Therese Kamph (1836–1884), was a Swedish educator. She was the principal of the Kjellbergska flickskolan in Gothenburg from 1872 until her death in 1884. She is credited with having developed the school to one of the foremost institutions for secondary education for women in Sweden.

==Life==
Therese Kamph was born on 25 February 1836, on an estate in Hammarö, Värmland, the second youngest of nine children to Per Fredrik Kamph, a regiment commissar.
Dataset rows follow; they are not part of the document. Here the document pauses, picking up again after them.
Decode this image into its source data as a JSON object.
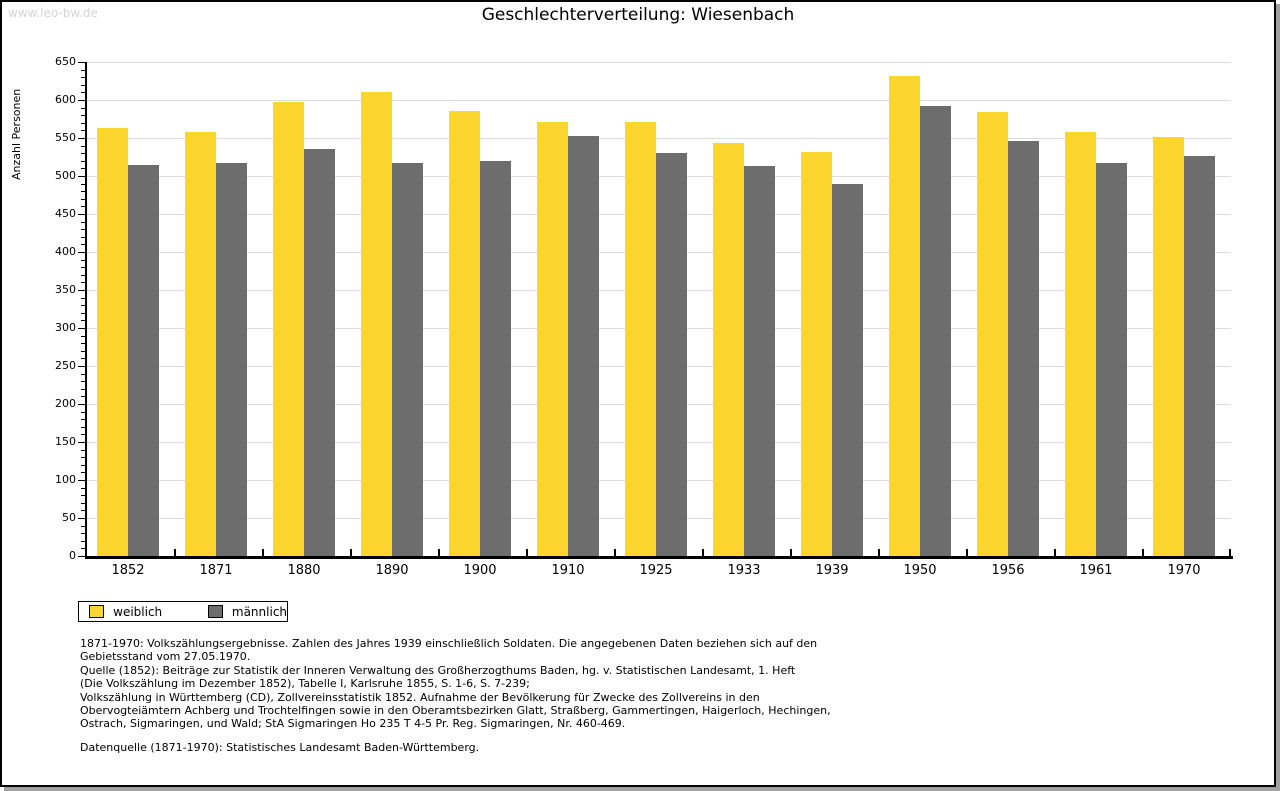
{
  "watermark": "www.leo-bw.de",
  "title": "Geschlechterverteilung: Wiesenbach",
  "chart_data": {
    "type": "bar",
    "title": "Geschlechterverteilung: Wiesenbach",
    "xlabel": "",
    "ylabel": "Anzahl Personen",
    "ylim": [
      0,
      650
    ],
    "ytick_step": 50,
    "ytick_minor_step": 10,
    "grid": true,
    "legend_position": "bottom-left",
    "categories": [
      "1852",
      "1871",
      "1880",
      "1890",
      "1900",
      "1910",
      "1925",
      "1933",
      "1939",
      "1950",
      "1956",
      "1961",
      "1970"
    ],
    "series": [
      {
        "name": "weiblich",
        "color": "#fcd62f",
        "values": [
          563,
          558,
          597,
          610,
          586,
          571,
          571,
          543,
          531,
          632,
          584,
          558,
          551
        ]
      },
      {
        "name": "männlich",
        "color": "#6d6d6d",
        "values": [
          515,
          517,
          536,
          517,
          520,
          552,
          530,
          513,
          489,
          592,
          546,
          517,
          526
        ]
      }
    ]
  },
  "legend": {
    "items": [
      {
        "label": "weiblich",
        "color": "#fcd62f"
      },
      {
        "label": "männlich",
        "color": "#6d6d6d"
      }
    ]
  },
  "footnotes": {
    "lines": [
      "1871-1970: Volkszählungsergebnisse. Zahlen des Jahres 1939 einschließlich Soldaten. Die angegebenen Daten beziehen sich auf den",
      "Gebietsstand vom 27.05.1970.",
      "Quelle (1852): Beiträge zur Statistik der Inneren Verwaltung des Großherzogthums Baden, hg. v. Statistischen Landesamt, 1. Heft",
      "(Die Volkszählung im Dezember 1852), Tabelle I, Karlsruhe 1855, S. 1-6, S. 7-239;",
      "Volkszählung in Württemberg (CD), Zollvereinsstatistik 1852. Aufnahme der Bevölkerung für Zwecke des Zollvereins in den",
      "Obervogteiämtern Achberg und Trochtelfingen sowie in den Oberamtsbezirken Glatt, Straßberg, Gammertingen, Haigerloch, Hechingen,",
      "Ostrach, Sigmaringen, und Wald; StA Sigmaringen Ho 235 T 4-5 Pr. Reg. Sigmaringen, Nr. 460-469."
    ],
    "datasource": "Datenquelle (1871-1970): Statistisches Landesamt Baden-Württemberg."
  },
  "colors": {
    "bar_weiblich": "#fcd62f",
    "bar_maennlich": "#6d6d6d",
    "gridline": "#dcdcdc",
    "axis": "#000000",
    "watermark": "#d4d4d4",
    "frame_shadow": "#a0a0a0",
    "background": "#ffffff"
  }
}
She was a student of a teacher's seminar in Hamburg, and at the Högre lärarinneseminariet in Stockholm in 1870–72. She died on 19 October 1884, in Gothenburg.

===Principal of the Kjellbergska===
In 1872, she succeeded Helena Eldrup as principal of Kjellbergska flickskolan, where she was to play a significant part in the development of the institution.

She had the ambition to make the school one of the most prestigious in the nation, and is described as an ambitious and energetic person, with a temperament and radical ideas which caused conflicts, but charm enough to overcome them.

She made several study trips abroad to keep up to date with the latest international educational ideas, launching a radical reform program in the institution. She reformed the school's educational system and introduced a more practical language education, raising the quality of the Swedish language classes and the children's classes. She expanded the school from 40 students with three classes in 1872, to 160 students and ten classes at her death.

She also initiated a teacher's seminary for adult women educators, which was realised in 1884, though her successor did not manage to keep them longer than two years, and they had to be reintroduced in 1908. This was the first seminary of its kind outside of the capital of Stockholm.